Publié en collaboration avec UnMondeLibre.
Un récent rapport des Nations-Unies montre que les vols de drones militaires américains au-dessus de la Somalie sont désormais suffisamment fréquents pour mettre en danger le trafic aérien local. Appelant l’Afrique « la nouvelle frontière en termes de lutte contre le terrorisme et de lutte contre le trafic de stupéfiants », la Drug Enforcement Administration américaine a commencé à entraîner des équipes paramilitaires chargées de lutter contre le trafic de drogue au Ghana, et prévoit d’élargir le programme au Nigeria et au Kenya.
Dans le même temps, le gouvernement Obama envisage une intervention au Mali, en Afrique de l’Ouest, où des rebelles islamistes inspirés par Al-Qaïda ont saisi des territoires dans le nord du pays. Ces insurgés sont « une menace imminente » selon un représentant du Pentagone, et « toutes les options sont à considérer ».
Il y a quatre ans, peu de personnes auraient pu prévoir que l’un des héritages du président Obama serait une militarisation croissante de la politique étrangère américaine en Afrique – mais cela semble s’être réalisé.
Durant un temps, la théorie favorite des conservateurs, concoctée par Dinesh D’Souza, et à laquelle a adhéré le candidat aux primaires républicaines Newt Gingrich, établissait que « l’idéologie anti coloniale » du père Kenyan du président influençait toutes les actions d’Obama. Les rêves du père absent d’Obama auraient conduit Barack Junior « à voir l’armée américaine comme un instrument d’occupation néo-coloniale » imaginait D’Souza – ainsi, « de façon surprenante, les États-Unis sont gouvernés selon les rêves que faisait un membre de la tribu des Luo dans les années 1950 ». Newt Gingrich a en fait trouvé l’idée assez crédible, « d’une profonde perspicacité », a-t-il dit à la National Review en septembre 2010, « le modèle le plus juste, le plus prévisible du comportement [d’Obama] ».

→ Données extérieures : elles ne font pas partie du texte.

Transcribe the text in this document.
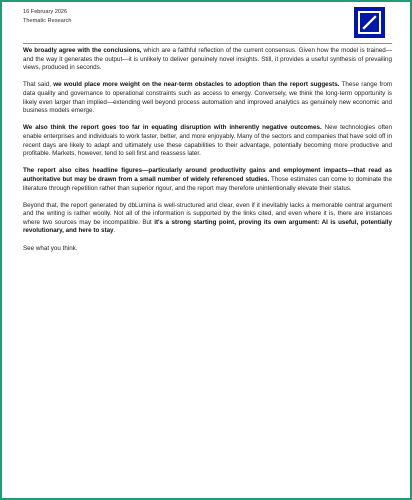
16 February 2026
Thematic Research

We broadly agree with the conclusions, which are a faithful reflection of the current consensus. Given how the model is trained—and the way it generates the output—it is unlikely to deliver genuinely novel insights. Still, it provides a useful synthesis of prevailing views, produced in seconds.

That said, we would place more weight on the near-term obstacles to adoption than the report suggests. These range from data quality and governance to operational constraints such as access to energy. Conversely, we think the long-term opportunity is likely even larger than implied—extending well beyond process automation and improved analytics as genuinely new economic and business models emerge.

We also think the report goes too far in equating disruption with inherently negative outcomes. New technologies often enable enterprises and individuals to work faster, better, and more enjoyably. Many of the sectors and companies that have sold off in recent days are likely to adapt and ultimately use these capabilities to their advantage, potentially becoming more productive and profitable. Markets, however, tend to sell first and reassess later.

The report also cites headline figures—particularly around productivity gains and employment impacts—that read as authoritative but may be drawn from a small number of widely referenced studies. Those estimates can come to dominate the literature through repetition rather than superior rigour, and the report may therefore unintentionally elevate their status.

Beyond that, the report generated by dbLumina is well-structured and clear, even if it inevitably lacks a memorable central argument and the writing is rather woolly. Not all of the information is supported by the links cited, and even where it is, there are instances where two sources may be incompatible. But it's a strong starting point, proving its own argument: AI is useful, potentially revolutionary, and here to stay.

See what you think.
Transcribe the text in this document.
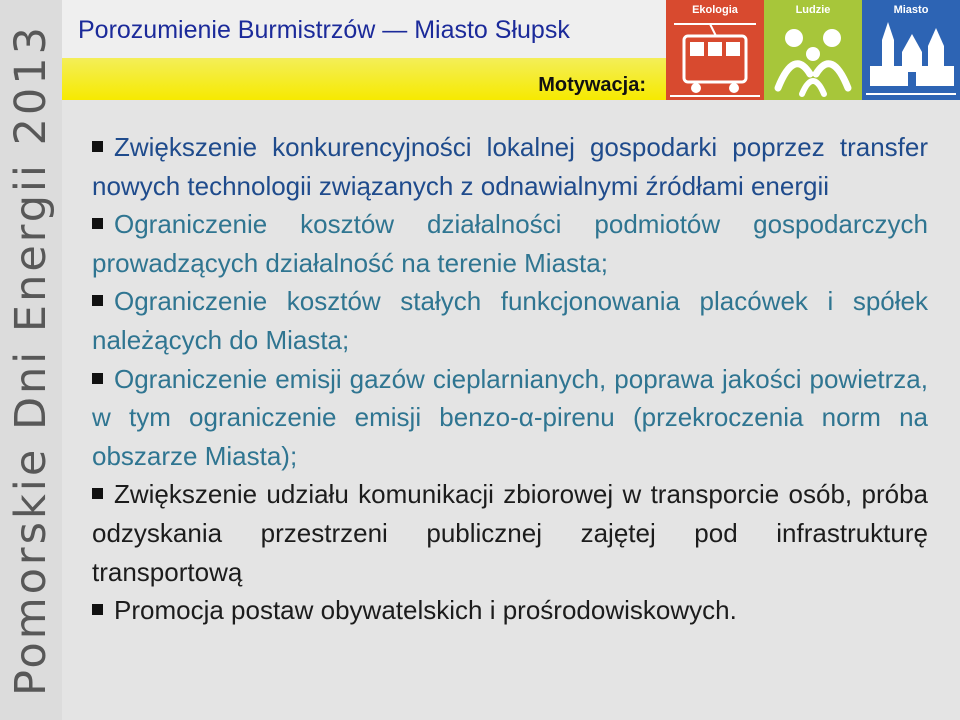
Pomorskie Dni Energii 2013 Porozumienie Burmistrzów — Miasto Słupsk
Motywacja:
Ekologia	Ludzie	Miasto

Zwiększenie konkurencyjności lokalnej gospodarki poprzez transfer nowych technologii związanych z odnawialnymi źródłami energii

Ograniczenie kosztów działalności podmiotów gospodarczych prowadzących działalność na terenie Miasta;

Ograniczenie kosztów stałych funkcjonowania placówek i spółek należących do Miasta;

Ograniczenie emisji gazów cieplarnianych, poprawa jakości powietrza, w tym ograniczenie emisji benzo-α-pirenu (przekroczenia norm na obszarze Miasta);

Zwiększenie udziału komunikacji zbiorowej w transporcie osób, próba odzyskania przestrzeni publicznej zajętej pod infrastrukturę transportową

Promocja postaw obywatelskich i prośrodowiskowych.
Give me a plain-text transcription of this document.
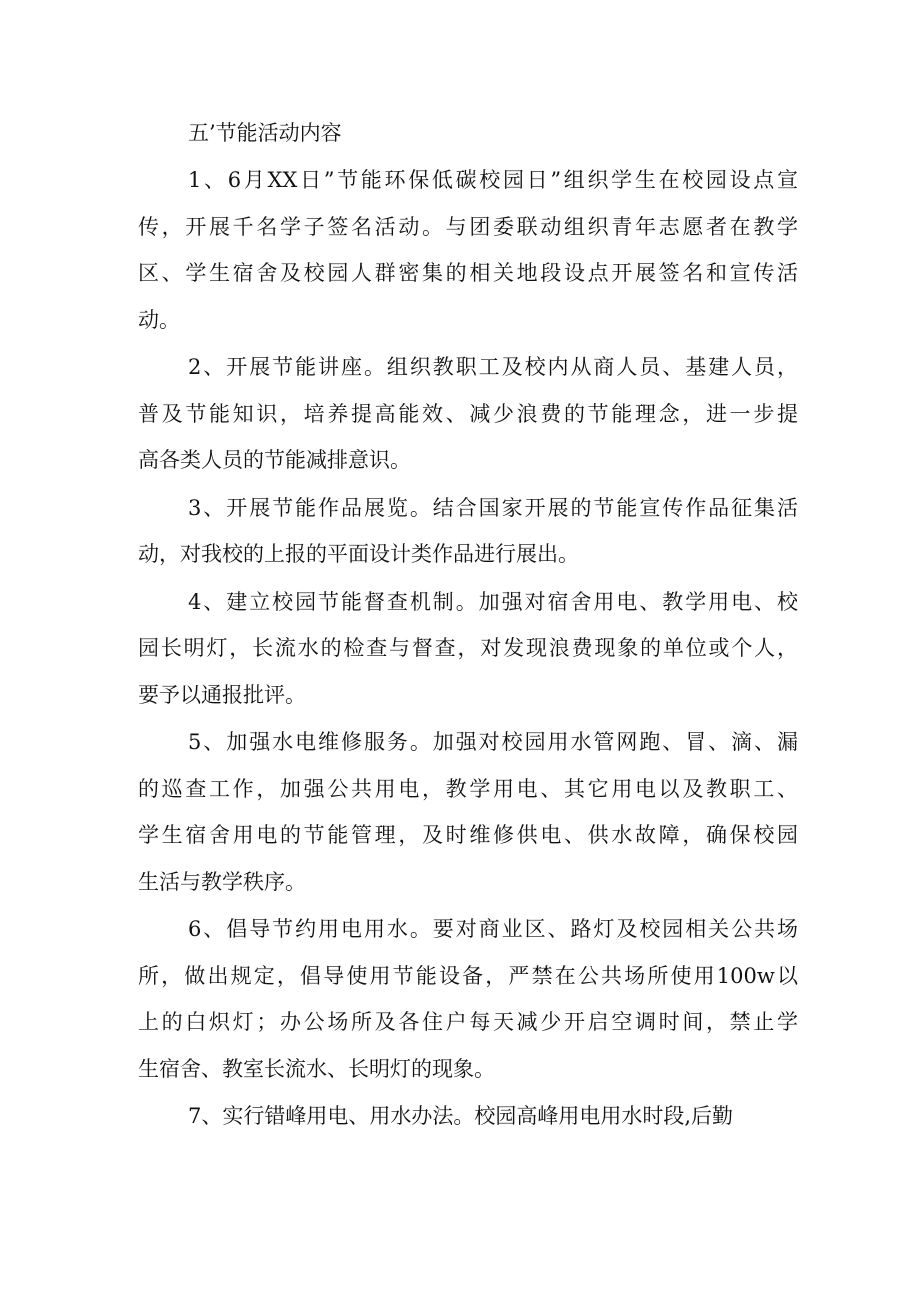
五’节能活动内容
1、6月XX日”节能环保低碳校园日”组织学生在校园设点宣
传，开展千名学子签名活动。与团委联动组织青年志愿者在教学
区、学生宿舍及校园人群密集的相关地段设点开展签名和宣传活
动。
2、开展节能讲座。组织教职工及校内从商人员、基建人员，
普及节能知识，培养提高能效、减少浪费的节能理念，进一步提
高各类人员的节能减排意识。
3、开展节能作品展览。结合国家开展的节能宣传作品征集活
动，对我校的上报的平面设计类作品进行展出。
4、建立校园节能督查机制。加强对宿舍用电、教学用电、校
园长明灯，长流水的检查与督查，对发现浪费现象的单位或个人，
要予以通报批评。
5、加强水电维修服务。加强对校园用水管网跑、冒、滴、漏
的巡查工作，加强公共用电，教学用电、其它用电以及教职工、
学生宿舍用电的节能管理，及时维修供电、供水故障，确保校园
生活与教学秩序。
6、倡导节约用电用水。要对商业区、路灯及校园相关公共场
所，做出规定，倡导使用节能设备，严禁在公共场所使用100w以
上的白炽灯；办公场所及各住户每天减少开启空调时间，禁止学
生宿舍、教室长流水、长明灯的现象。
7、实行错峰用电、用水办法。校园高峰用电用水时段,后勤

Six mois plus tard, le modèle s’est trouvé quelque peu remis en question lorsqu’Obama a commencé à faire pleuvoir des missiles Tomahawk sur la Libye, en Afrique du Nord. Que penserait un authentique anticolonialiste afrocentriste des nouvelles bases de drones en Éthiopie et en Égypte, des vols espions à partir d’une douzaine d’installations à travers l’Afrique, ou de la décision du président de déployer des forces spéciales en Afrique centrale pour aider à chasser « l’Armée de Résistance du Seigneur », étrange groupuscule adepte du culte de la mort ? Obama senior verrait-il d’un bon œil la mission qu’a l’United States Africa Command « d’assurer un environnement sécurisé propice à la bonne gouvernance et au développement » ?

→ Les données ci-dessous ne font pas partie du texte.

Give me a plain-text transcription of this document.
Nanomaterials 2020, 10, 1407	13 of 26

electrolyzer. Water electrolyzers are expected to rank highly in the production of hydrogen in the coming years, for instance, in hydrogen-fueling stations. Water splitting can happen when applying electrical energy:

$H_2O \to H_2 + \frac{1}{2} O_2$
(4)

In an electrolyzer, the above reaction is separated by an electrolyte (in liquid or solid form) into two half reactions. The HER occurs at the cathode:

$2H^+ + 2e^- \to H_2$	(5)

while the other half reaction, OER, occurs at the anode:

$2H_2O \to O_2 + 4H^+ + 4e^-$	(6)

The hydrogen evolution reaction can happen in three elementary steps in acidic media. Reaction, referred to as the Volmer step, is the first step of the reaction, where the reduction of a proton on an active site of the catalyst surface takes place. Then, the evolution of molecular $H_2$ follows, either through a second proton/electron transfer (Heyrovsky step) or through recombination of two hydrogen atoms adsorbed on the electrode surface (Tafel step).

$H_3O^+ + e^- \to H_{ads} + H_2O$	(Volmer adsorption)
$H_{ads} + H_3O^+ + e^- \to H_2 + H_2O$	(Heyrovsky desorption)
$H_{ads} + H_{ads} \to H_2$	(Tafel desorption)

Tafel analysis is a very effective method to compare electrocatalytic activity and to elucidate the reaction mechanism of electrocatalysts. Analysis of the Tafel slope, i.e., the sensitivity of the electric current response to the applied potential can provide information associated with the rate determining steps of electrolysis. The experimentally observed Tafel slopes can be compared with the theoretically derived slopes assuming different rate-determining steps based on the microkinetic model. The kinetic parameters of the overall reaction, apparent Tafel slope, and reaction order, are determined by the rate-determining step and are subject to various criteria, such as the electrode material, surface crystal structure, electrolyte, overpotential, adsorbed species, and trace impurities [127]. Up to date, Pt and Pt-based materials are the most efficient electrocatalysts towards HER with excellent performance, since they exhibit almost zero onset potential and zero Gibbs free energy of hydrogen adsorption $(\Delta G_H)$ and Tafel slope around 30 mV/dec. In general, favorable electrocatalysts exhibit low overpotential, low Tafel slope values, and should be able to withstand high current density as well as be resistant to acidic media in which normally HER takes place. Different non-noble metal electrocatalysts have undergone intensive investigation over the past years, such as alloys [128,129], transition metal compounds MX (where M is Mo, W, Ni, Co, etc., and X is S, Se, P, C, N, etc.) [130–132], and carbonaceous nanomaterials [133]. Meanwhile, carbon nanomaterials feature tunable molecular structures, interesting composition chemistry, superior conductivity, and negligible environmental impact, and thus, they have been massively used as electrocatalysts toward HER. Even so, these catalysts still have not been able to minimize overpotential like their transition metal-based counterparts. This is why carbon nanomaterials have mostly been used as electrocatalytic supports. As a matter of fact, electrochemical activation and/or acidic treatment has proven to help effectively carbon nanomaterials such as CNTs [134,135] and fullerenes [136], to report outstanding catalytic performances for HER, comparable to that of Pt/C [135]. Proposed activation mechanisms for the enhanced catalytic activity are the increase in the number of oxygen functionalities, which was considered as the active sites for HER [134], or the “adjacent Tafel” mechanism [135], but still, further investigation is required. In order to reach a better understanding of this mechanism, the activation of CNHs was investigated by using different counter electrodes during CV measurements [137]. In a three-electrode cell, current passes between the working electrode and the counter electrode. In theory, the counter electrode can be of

Probablement pas. Au lieu d’envisager des théories farfelues sur les prétendus problèmes paternels d’Obama, nous devrions nous tourner vers la notion d’« enlisement » bureaucratique pour trouver une explication plus raisonnable du comportement du président.
L’été dernier, lors de son premier discours après son départ de Langley pour le Pentagone, le ministre de la Défense Leon Panetta remarquait que la défaite d’Al-Qaïda était « à portée de main ». Quand nous aurons tué ou emprisonné les 10 ou 20 responsables restants, disait Panetta, nous aurons vraiment « mis Al Qaïda hors d’état de nuire à ce pays ».

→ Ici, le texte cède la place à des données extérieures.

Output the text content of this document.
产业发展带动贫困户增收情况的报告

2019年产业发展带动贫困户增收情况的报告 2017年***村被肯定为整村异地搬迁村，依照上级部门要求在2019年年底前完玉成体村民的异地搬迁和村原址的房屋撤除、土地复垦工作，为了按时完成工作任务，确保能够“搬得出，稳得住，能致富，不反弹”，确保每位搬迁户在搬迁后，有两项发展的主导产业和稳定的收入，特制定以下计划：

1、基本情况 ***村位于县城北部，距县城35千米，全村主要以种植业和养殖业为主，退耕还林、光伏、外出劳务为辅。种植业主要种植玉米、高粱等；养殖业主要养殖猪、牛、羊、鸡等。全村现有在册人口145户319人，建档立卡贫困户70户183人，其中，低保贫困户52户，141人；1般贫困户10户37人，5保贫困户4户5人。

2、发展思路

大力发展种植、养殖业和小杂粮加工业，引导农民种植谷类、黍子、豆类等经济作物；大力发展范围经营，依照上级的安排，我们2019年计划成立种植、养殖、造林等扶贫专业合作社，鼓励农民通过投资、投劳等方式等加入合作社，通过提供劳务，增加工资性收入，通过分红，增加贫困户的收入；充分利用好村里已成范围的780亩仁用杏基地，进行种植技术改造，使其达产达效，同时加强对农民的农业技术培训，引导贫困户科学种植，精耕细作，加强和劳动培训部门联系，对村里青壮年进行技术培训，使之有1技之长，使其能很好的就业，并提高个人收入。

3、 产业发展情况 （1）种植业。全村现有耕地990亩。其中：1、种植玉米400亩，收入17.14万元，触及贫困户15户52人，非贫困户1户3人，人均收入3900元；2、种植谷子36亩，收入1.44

Cette menace prétendument « existentielle » n’a pas réussi à faire exploser une seule bombe aux États-Unis en dix ans. Al Qaïda semble bien en effet être hors d’état de nuire.
Pourtant, la guerre contre la terreur continue et s’étend. Dans quelle mesure Al Shabab, Al Qaïda au Maghbreb Islamique, Boko Haram, et les autres groupes que nous surveillons et que nous ciblons constituent-ils une menaces pour la sécurité américaine ? En juin, le Washington Post annonçait que certains responsables du département d’État craignaient un enlisement militaire : « ils ont soutenu que la plupart des cellules terroristes en Afrique poursuivent des objectifs locaux, non mondiaux, et qu’elles ne représentent aucune menace directe pour les États-Unis. » Concernant la guerre de drones élargie menée par l’État américain, un ancien fonctionnaire de la Défense nationale commente : « ce qui se passe, c’est que nous sommes en train d’utiliser des technologies pour cibler des gens que nous n’aurions jamais pris la peine de capturer ».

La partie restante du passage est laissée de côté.